Alasan lain gue suka dengan
status gue ini adalah, gue menyukai sesuatu yang berbau keheningan,
kesendirian, dan alam. Gue selalu terhenti pada jalan-jalan gue
ketika gue melewati sebuah padang rumput besar, dengan awan yang
berkumpul jadi satu balon besar di atas, sementara matahari tidak
bersinar dengan begitu teriknya. Gue selalu, terhenyak oleh suasana
ketika gue melihat sebuah air terjun besar, dan kejatuhannya dari
ketinggian, air-air yang mengikuti alirannya, atau terkadang gue blok
disana-sini.
Terkadang gue sadar betul
dan tahu, mungkin gue akan seperti dia. Sang Cici Tua, gue akan
eksplor dunia gue sendiri, mencari kemapanan dalam hidup dan menjadi
Tua tanpa pasangan hidup.
Gue sekali lagi merasa, ini
adalah tantangan yang sangat berarti.
Kadang pun gue merasa,
ketika gue hampir lulus kuliah, dan sebentar lagi pergi meninggalkan
dunia Sekolah Tinggi. Pergi berlayar ke dunia kerja sampai mapan. Di
sela-sela itu menikah dan punya anak. SUNGGUH MEMBOSANKAN! Menjalani
lagi hidup gue sama seperti bokap ketemu nyokap – bokap nikah sama
nyokap – punya anak seperti gue. Dan hidup selalu cycling seperti
itu.
Hmph! Lagi-lagi gue harus
seperti itu. Hidup ini terlalu membosankan ketika lu tidak bisa
mencari jalan indah nan kilau yang lu temui dalam eksplorasi lu di
dunia ini. Justru apa yang lu hadapi kebanyakan adalah tembok-tembok
besar tak berujung, tongkat-tongkat tinggi tak lancip. Entah kemana
perginya, lu selalu mengikuti arus kehidupan, selalu mengikuti cycle
yang berjalan. Kenapa gak sekalipun lu ngubah arus lu, lawan arus dan
lihat hasilnya. Dan itu yang akan gue lakukan.

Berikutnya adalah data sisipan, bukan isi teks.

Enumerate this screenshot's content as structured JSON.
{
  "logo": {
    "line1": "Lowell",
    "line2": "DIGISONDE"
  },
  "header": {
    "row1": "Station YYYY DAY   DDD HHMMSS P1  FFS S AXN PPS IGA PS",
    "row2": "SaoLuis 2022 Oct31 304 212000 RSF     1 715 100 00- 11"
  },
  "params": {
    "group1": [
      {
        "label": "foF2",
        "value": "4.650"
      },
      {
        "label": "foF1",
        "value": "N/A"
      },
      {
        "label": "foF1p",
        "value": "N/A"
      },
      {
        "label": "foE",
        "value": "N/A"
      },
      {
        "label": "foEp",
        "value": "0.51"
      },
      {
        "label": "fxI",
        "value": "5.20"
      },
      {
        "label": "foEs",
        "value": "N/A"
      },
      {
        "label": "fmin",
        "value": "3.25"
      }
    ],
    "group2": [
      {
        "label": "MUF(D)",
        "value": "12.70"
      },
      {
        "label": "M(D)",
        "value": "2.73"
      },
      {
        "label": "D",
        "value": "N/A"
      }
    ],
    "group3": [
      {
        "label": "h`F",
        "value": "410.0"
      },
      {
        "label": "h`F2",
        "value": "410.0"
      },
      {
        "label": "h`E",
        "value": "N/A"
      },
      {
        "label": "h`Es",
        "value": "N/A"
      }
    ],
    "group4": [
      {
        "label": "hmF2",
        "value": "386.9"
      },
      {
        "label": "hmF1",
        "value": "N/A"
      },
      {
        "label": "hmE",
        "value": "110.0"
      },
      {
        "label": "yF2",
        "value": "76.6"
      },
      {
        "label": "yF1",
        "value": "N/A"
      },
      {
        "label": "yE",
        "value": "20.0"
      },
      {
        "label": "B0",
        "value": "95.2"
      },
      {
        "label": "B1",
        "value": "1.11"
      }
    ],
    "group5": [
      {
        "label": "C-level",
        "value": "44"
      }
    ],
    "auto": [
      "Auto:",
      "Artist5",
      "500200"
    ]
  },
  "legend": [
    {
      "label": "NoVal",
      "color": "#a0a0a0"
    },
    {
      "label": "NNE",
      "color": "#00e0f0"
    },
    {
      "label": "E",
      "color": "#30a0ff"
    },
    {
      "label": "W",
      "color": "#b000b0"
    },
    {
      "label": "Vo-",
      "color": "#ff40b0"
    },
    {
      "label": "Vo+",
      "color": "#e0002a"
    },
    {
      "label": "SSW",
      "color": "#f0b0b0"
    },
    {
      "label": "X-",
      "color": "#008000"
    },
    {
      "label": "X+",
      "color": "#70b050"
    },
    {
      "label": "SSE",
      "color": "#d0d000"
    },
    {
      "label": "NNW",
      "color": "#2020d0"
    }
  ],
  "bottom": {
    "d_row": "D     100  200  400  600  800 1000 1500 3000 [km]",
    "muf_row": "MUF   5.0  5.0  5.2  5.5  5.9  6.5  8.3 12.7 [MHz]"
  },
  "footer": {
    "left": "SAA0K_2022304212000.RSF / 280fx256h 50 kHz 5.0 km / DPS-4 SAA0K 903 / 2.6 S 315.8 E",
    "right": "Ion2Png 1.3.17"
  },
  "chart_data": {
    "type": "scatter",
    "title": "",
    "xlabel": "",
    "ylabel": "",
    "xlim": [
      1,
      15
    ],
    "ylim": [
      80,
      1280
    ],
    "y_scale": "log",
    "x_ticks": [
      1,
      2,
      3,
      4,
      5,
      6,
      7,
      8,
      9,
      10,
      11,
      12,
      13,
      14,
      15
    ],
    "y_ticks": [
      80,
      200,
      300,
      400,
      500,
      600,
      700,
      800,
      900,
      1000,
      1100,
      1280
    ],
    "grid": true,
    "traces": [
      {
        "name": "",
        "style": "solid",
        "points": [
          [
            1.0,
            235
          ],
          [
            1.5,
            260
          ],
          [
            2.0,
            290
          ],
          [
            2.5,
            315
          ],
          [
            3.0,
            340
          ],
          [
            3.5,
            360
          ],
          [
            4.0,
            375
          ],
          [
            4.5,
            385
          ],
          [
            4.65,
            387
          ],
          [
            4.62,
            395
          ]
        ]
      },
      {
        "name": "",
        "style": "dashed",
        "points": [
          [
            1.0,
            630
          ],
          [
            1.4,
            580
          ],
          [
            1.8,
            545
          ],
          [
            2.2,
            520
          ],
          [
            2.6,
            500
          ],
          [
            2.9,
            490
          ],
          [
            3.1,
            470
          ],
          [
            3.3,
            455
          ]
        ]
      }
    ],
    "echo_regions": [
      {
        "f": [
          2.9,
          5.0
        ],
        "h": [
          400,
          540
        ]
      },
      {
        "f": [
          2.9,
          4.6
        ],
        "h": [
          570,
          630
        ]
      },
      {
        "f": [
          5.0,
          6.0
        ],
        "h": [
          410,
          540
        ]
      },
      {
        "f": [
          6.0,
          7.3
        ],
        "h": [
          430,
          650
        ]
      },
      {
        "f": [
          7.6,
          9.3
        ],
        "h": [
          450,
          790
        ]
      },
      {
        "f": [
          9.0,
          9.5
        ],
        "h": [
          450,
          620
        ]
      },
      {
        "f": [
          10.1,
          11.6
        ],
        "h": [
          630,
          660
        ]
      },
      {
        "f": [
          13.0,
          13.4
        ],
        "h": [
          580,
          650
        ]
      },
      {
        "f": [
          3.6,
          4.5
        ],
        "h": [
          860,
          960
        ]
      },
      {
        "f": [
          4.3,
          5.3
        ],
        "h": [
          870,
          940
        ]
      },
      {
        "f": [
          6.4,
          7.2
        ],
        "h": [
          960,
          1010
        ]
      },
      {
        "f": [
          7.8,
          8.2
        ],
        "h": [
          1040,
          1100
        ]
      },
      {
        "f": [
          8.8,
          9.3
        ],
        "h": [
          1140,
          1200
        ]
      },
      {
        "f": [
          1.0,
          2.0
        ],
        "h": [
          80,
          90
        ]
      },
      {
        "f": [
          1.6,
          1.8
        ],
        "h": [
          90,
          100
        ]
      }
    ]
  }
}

PASTI gue akan seperti Sang
Cici Tua. Tapi, dengan begitu gue punya kepuasan tersendiri dalam
kesendirian ini.
Manusia takkan puas sebelum
menyadari bahwa kesadaran akan 'puas' itu sendiri ada dalam
kesederhanaannya menjalani, mengeksplor dan beradaptasi dengan
lingkungan baru yang selalu kita datangkan dan kita lewati.